The conference was in an Embassy Suites right there by San Fran airport, thus for the first time in years I found myself in The Valley but without a car; felt weird. As usual, a bracing blend of geek love and mind food, plus this time with musical and athletic side-trips.
The Crowd · Overwhelmingly male as usual, although the proportion of women measured unquantitatively by me looking at people seemed up from “pretty well none” in previous years to “disturbingly few” this time; moving in the right direction is a good thing I suppose.
I made a point of sitting down at tables with people I didn’t know, and in just about every single case it turned out to be an indie or other small-shop contractor, often banging out the Rails sites; every single one told me business was good; the fact that they can afford to skip off to California from points all over the USA is indicative I think.
Good Stuff, Generally · Chad and Rich and the guys do a fine job of pulling this together, and Kelly Jeane worked like an Amazon keeping the engine-room humming and the trains arriving on time. Thanks, ladies and gents.
I don’t want to get all triumphalist, but it’s my considered opinion that in Software-Engineering terms, the Ruby community is significantly ahead of the professional pack. Things like Gems and Rails and Rake and Rack and RSpec and, well, the list goes on, emerge at regular intervals and then other languages and communities say “Yeah, we need something like that” and build one, which is sometimes better even, but there is a remarkable amount of leadership coming from a pretty small community. I’ve not attended a RubyConf where I haven’t had my thinking about how to do software expanded.
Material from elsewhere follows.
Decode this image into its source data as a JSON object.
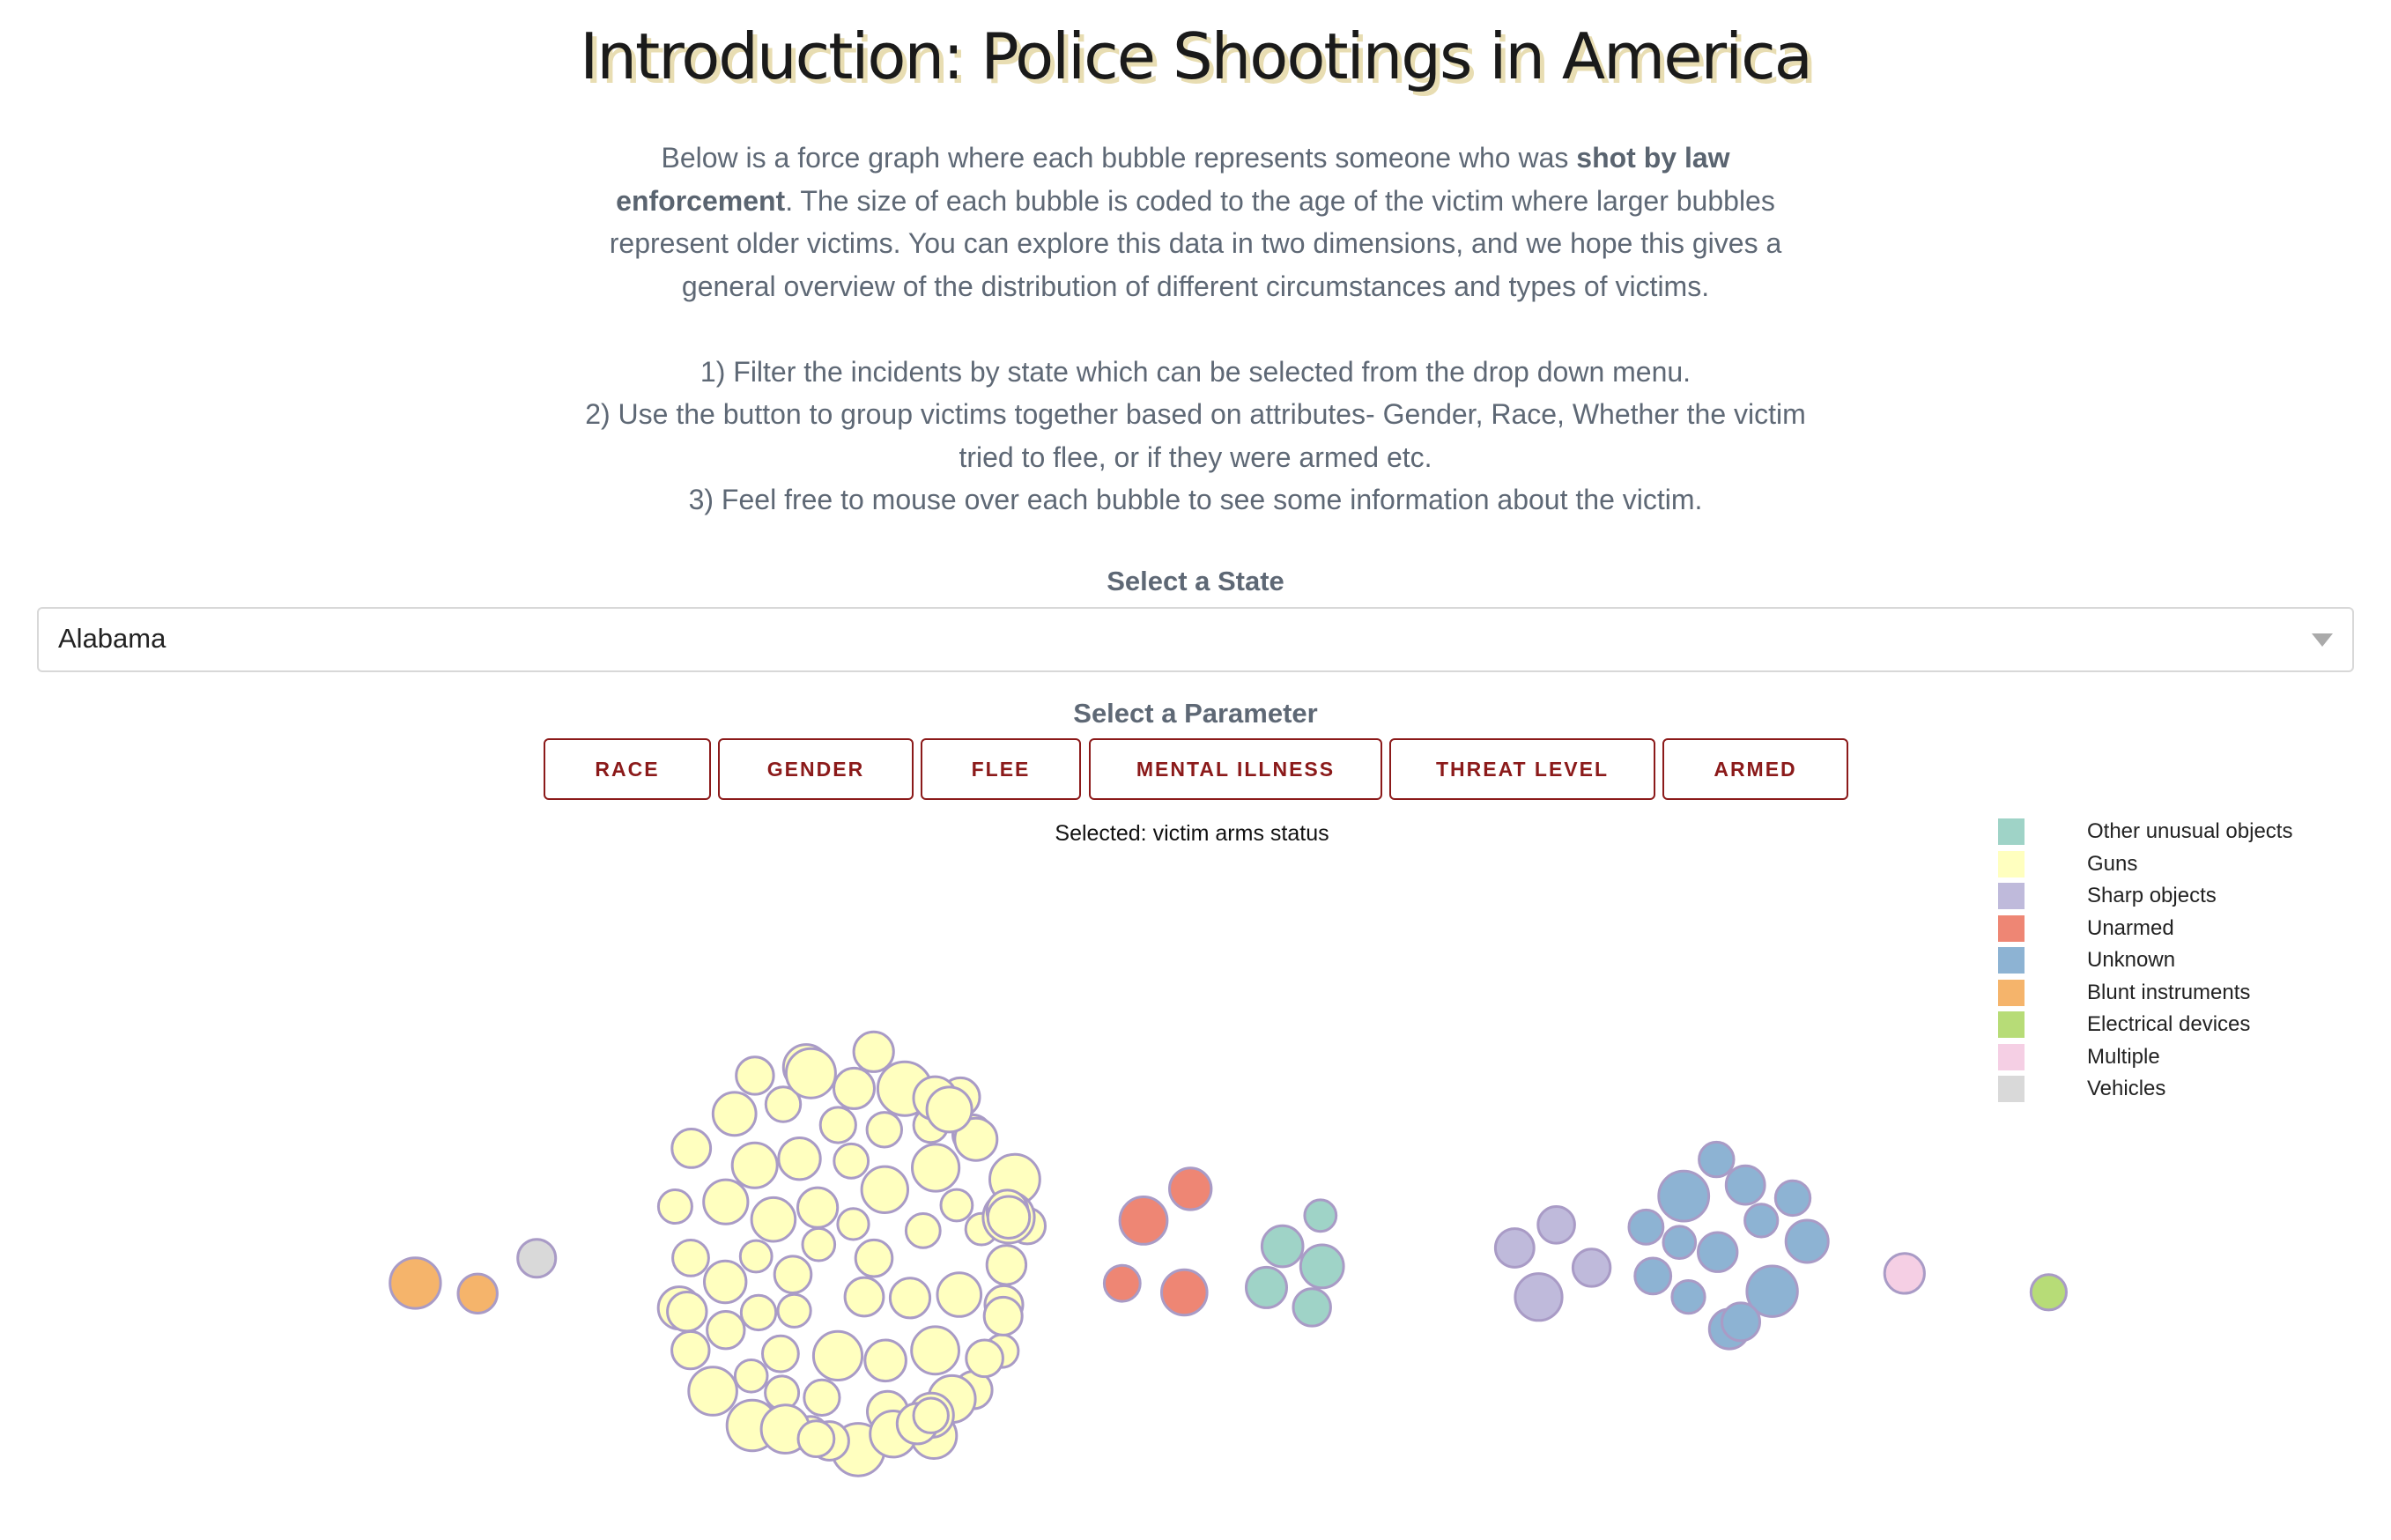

Let me highlight a few sessions that left stronger-than-usual impressions.
Trans-Pacific · The session was called East Meets West and addressed the fact that core Ruby technology happens both sides of the International Date Line and more conversations need to cross the line.
It addressed the fact by packing “All the interesting stuff that’s happening in Ruby in Japan” into a very intense 45 minutes. It was organized by Yuki Sonoda better known as Yugui (@yugui) who among other things is the actual release manager for the C-based versions of Ruby that almost everybody actually runs.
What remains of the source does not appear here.